I know I haven’t exactly been filling the blog-space with useful tidbits, random ramblings, or musings on clown psychology lately. To be fair, however, I have been pretty heads-down in two different areas: one on my CCIE Routing and Switching lab studies; the other on a large Flexpod (UCS, NetApp, VMWare, Nexus) implementation project at the office.
We are a long time VMware shop, and when I came on board back in 2006 I made a push for even more utilization. We started expanding heavily and made the choice at the time to use Equalogic iSCSI SANs for our backend storage solution. This worked well for a number of years, but now that Dell has purchased Equalogic we have seen our support quality slipping, resolution times stretching, and parts deliveries slowing significantly. As such we moved to NetApp.
One of the things with NetApp that makes it an intriguing solution is the software, particularly around cloning of virtual machines as well as snapshots and de-duplication. While these are powerful technologies to be sure, sometimes getting your head around the details can be tricky. Even trickier? Mating up what you thought you knew, or what you’ve grown used to, with the reality now.
What am I talking about in particular? Defragmentation and Microsoft.
Everyone who uses a SAN and VMware probably knows by now that defragmentation, especially where VMDK files are concerned, is a giant waste of time. After all, you’re trying to move data blocks on a hard drive around to make them more efficient, but those blocks are really just representations of blocks inside of a file, using blocks, on multiple hard drives. Simple, right?
Well, with NetApp snapshots the reasons for not defragmenting get even more ammunition: you’ll actually use more space. Why? Because the snapshots are tracking change blocks (deltas) and so don’t take up any space at all when first created (or very little) since you’re just duplicating the root inode. Every time you defragment, you’re potentially rearranging all of the “blocks” of the file system, which is going to then trigger a bigger delta come the next snapshot. It’s the same reason why you sometimes delete space on a volume and don’t see it: the snapshot has to grow by the same amount as the change, and since the snapshots are on the same volume as the data… well, there you go.
So, all of this is great. Don’t run defrag and life is good, right? Sure. But Microsoft is trying ever harder to be helpful and they’re actually crossing more and more into that territory occupied by Apple that I don’t care for: the one where they obscure all of the details to “just make it work” and you have to hunt to find even the most basic of features.
Turns out that in Windows 2008 and 2008 R2, defragmentation is set up as a scheduled task by default. Every Wednesday as a matter of fact. The good news is that the task is disabled out of the box. The bad news? Most server admins have an almost pavlovian need to defragment Windows boxes and probably have turned this (or some variation) on for many machines in your environment.
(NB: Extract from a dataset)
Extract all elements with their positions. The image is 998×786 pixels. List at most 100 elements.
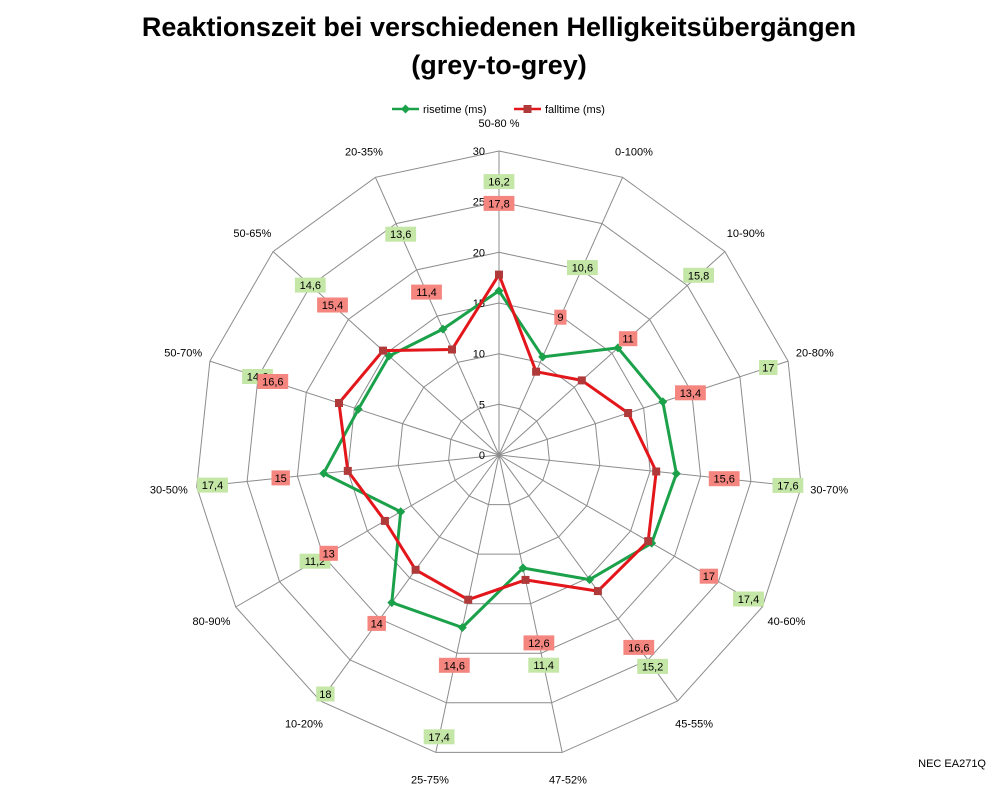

Possibly even through a GPO that someone set and forgot many cycles ago.
At the end of the day, defragmenting a virtualized Windows box might make the OS think its happy, and it might even make the server admins happy. Storage folks, however? The shrieking from the unfashionable wing of the IT area will probably be all the indication you need that bad things are afoot. Hell, if you’re really looking for some of the old ultra-violence, run defrag on all your machines at night… at the same time. If you’re lucky, and everyone’s asleep, you might even manage to offline a LUN. And that’s just good fun for everyone.